Bisnis.com, JAKARTA – Mahkamah Agung (MA) memerintahkan Komisi Pemilihan Umum (KPU) mencabut aturan yang mempermudah para eks narapidana korupsi menjadi calon legislatif di Pemilu 2024.
Menanggapi putusan itu, KPU menggelar diskusi bersama para ahli hukum untuk menyikapi putusan MA itu pada Senin (2/10/2023). Komisioner KPU M. Afifuddin menyatakan pihaknya masih menampung setiap masukan dari para ahli.

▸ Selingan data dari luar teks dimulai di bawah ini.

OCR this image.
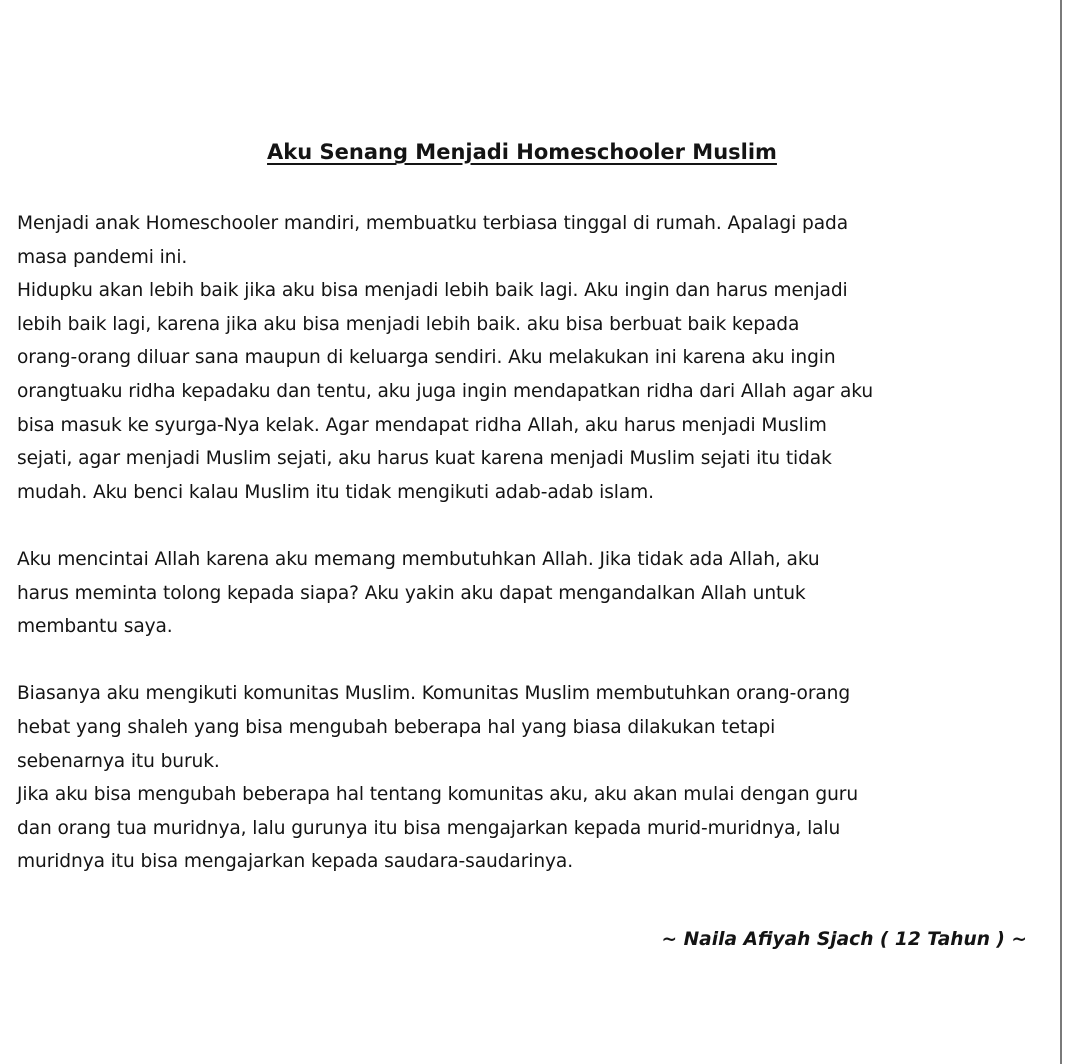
Aku Senang Menjadi Homeschooler Muslim

Menjadi anak Homeschooler mandiri, membuatku terbiasa tinggal di rumah. Apalagi pada
masa pandemi ini.
Hidupku akan lebih baik jika aku bisa menjadi lebih baik lagi. Aku ingin dan harus menjadi
lebih baik lagi, karena jika aku bisa menjadi lebih baik. aku bisa berbuat baik kepada
orang-orang diluar sana maupun di keluarga sendiri. Aku melakukan ini karena aku ingin
orangtuaku ridha kepadaku dan tentu, aku juga ingin mendapatkan ridha dari Allah agar aku
bisa masuk ke syurga-Nya kelak. Agar mendapat ridha Allah, aku harus menjadi Muslim
sejati, agar menjadi Muslim sejati, aku harus kuat karena menjadi Muslim sejati itu tidak
mudah. Aku benci kalau Muslim itu tidak mengikuti adab-adab islam.

Aku mencintai Allah karena aku memang membutuhkan Allah. Jika tidak ada Allah, aku
harus meminta tolong kepada siapa? Aku yakin aku dapat mengandalkan Allah untuk
membantu saya.

Biasanya aku mengikuti komunitas Muslim. Komunitas Muslim membutuhkan orang-orang
hebat yang shaleh yang bisa mengubah beberapa hal yang biasa dilakukan tetapi
sebenarnya itu buruk.
Jika aku bisa mengubah beberapa hal tentang komunitas aku, aku akan mulai dengan guru
dan orang tua muridnya, lalu gurunya itu bisa mengajarkan kepada murid-muridnya, lalu
muridnya itu bisa mengajarkan kepada saudara-saudarinya.

~ Naila Afiyah Sjach ( 12 Tahun ) ~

Meski demikian, dia belum tidak memastikan apakah KPU akan melaksanakan putusan MA. Mereka baru akan mau membahasnya secara internal, usai terima masukan dari ahli ekternal.
“[Bukan dilaksanakan] bahasanya ditindaklanjuti [putusan MA itu], gitu ya,” ujar Afifuddin kepada wartawan, Senin (2/10/2023).

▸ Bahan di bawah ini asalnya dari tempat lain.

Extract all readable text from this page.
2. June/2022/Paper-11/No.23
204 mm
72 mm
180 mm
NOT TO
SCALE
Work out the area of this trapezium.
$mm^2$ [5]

Adapun, perintah MA tersebut disampaikan dalam amar putusan perkara No. 38 P/HUM/2023. Perkara itu sendiri di ajukan oleh Indonesia Corruption Watch (ICW), Perkumpulan untuk Pemilu dan Demokrasi (Perludem), Saut Situmorang, dan Abraham Samad.
Para pemohon keberatan dengan Pasal 11 ayat (6) Peraturan KPU (PKPU) No. 10/2023 dan Pasal 18 ayat (2) PKPU No. 11/2023. Kedua pasal itu memperbolehkan eks koruptor yang telah menjalani vonis pencabutan hak politik, meski kurang dari lima tahun setelah bebas, bisa nyaleg.
Baca Juga
Padahal, dalam Pasal 240 ayat (1) huruf g dan Pasal 182 huruf g UU No.7/2017 dan Putusan Mahkamah Konstitusi (MK) no. 87/PUU-XX/2022 juncto no. 12/PUU-XXI/2023 diatur masa jeda 5 tahun bagi para eks koruptor untuk bisa nyaleg setelah keluar dari penjara. Akibatnya, MA mengabulkan uji materiil dua pasal PKPU itu.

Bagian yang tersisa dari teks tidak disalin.